- 2006
- HBS Working Paper Series
The Value of a 'Free' Customer
Abstract
Central to a firm's growth and marketing policy is the revenus and profit potential of its customer assets. As a result, there has been a recent proliferation of work regarding customer lifetime value. However, extant research in this area is silent regarding how to assess the profitability of customers in a networked setting. In such settings, the presence of one type of customer can affect the value of another. Examples of such settings include job agencies (whose customers include both job seekers and listers), realtors (whose clients include home sellers and purchasers), and auction houses (whose customers include buyers and sellers). Customers such as buyers of an auction house pay no fees to the firm making their value difficult to compute. Yet these customers generate value to the firm because their presence attracts fee-paying sellers. In this paper we consider the value of a customer in these types of networked setting.
We compute the value of customers by developing a joint model of buyer and seller growth. This growth comes from three sources — marketing actions (price and advertising), direct network effects (e.g., buyer to buyer effects), and indirect network effects (e.g., buyer to seller effects). Using this growth model we concurrently solve the firm's problem of choosing optimal pricing and advertising subject to constraints on customer growth. By relaxing constraints on growth by one customer, we can then impute their lifetime value to the firm. We apply our model to data from an auction house.
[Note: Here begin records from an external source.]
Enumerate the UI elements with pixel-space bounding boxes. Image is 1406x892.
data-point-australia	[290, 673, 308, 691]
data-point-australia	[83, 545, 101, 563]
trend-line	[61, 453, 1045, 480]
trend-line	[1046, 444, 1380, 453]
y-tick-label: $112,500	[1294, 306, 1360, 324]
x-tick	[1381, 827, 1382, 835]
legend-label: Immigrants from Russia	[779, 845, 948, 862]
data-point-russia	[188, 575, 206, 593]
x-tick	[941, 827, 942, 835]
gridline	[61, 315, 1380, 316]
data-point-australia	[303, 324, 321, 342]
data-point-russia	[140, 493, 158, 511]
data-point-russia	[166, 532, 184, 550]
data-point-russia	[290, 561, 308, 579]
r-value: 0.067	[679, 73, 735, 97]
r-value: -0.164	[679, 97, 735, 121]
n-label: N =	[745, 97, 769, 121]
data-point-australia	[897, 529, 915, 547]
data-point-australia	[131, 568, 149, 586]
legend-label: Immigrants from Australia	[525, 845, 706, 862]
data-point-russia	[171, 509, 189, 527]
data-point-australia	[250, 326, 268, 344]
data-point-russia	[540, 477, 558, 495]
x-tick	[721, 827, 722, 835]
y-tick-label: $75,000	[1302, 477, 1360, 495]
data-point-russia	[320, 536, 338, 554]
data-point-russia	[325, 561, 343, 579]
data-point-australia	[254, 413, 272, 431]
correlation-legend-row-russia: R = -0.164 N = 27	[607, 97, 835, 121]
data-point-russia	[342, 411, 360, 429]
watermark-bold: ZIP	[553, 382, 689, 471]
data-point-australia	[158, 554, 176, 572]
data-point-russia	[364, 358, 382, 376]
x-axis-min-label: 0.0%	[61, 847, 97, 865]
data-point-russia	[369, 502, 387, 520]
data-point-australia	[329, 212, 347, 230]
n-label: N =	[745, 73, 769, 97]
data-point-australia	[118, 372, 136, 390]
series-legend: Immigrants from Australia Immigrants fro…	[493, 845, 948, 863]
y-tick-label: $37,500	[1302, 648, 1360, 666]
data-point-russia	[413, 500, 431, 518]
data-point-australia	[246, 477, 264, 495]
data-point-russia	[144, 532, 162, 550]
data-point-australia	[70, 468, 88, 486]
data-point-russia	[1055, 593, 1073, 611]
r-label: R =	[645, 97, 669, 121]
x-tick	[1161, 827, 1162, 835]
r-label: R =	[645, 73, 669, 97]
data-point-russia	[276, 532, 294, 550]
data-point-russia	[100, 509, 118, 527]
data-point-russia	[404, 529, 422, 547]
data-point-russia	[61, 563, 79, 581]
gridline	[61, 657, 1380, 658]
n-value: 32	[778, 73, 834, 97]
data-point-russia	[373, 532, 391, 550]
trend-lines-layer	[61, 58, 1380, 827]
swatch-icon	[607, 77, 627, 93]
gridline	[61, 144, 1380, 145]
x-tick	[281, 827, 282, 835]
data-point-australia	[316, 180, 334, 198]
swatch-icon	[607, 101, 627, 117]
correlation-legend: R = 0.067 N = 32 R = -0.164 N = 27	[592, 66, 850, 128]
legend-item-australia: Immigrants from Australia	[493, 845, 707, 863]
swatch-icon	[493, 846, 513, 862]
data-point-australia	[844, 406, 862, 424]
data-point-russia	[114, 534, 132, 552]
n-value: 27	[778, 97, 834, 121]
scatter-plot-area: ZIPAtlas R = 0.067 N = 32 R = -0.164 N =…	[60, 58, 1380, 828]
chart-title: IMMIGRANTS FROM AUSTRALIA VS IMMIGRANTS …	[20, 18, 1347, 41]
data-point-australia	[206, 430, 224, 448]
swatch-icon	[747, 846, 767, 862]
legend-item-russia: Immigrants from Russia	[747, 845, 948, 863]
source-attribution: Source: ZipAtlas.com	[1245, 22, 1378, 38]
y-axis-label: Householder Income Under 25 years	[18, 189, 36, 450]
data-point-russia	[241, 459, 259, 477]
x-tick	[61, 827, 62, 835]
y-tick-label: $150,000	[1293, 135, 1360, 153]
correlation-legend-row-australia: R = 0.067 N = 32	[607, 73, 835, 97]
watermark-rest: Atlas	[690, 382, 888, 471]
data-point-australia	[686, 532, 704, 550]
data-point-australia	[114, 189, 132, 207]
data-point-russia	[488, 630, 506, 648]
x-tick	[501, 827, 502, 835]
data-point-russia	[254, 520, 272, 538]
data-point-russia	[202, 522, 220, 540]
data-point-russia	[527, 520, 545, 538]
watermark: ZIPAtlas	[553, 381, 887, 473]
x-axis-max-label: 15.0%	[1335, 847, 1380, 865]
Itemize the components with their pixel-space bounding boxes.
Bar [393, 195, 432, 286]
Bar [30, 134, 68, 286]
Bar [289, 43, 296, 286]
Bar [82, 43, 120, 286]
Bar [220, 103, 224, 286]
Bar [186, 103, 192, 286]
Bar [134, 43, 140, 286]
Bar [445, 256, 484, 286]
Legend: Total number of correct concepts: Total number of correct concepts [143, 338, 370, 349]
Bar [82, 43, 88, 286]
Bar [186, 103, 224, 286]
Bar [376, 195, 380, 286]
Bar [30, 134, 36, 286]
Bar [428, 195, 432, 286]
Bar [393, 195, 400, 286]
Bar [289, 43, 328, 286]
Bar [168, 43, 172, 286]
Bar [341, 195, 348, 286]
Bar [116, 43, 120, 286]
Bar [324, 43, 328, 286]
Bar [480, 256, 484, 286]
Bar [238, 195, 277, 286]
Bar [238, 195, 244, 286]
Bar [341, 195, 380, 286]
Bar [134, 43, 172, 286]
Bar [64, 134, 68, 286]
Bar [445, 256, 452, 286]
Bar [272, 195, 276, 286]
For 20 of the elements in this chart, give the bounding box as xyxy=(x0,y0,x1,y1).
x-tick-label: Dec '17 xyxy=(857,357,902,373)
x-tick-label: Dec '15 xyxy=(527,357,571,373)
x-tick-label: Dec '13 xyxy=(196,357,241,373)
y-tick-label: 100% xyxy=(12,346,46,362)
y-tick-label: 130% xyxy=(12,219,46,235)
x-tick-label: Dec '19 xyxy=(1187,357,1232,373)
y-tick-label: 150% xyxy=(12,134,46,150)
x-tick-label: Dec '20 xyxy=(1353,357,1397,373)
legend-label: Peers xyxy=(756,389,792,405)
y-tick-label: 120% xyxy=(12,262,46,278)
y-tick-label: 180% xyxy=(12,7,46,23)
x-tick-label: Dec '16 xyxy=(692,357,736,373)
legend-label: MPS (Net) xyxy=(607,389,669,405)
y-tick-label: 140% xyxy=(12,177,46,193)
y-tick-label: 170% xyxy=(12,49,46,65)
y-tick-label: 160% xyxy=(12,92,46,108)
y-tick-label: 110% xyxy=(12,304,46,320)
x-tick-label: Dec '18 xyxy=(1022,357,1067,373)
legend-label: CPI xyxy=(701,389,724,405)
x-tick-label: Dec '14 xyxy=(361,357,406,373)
Our results show that there are strong direct and indirect network effects present in our data. We find that in the most recent period buyers have a value of about $550 and the sellers have a value of around $500. We also find that our approach leads to estimates of firm value that are more accurate than models that fail to consider network effects. Finally, price and advertising elasticities are low (-0.16 and 0.006) and decrease over time as network effects become increasingly important.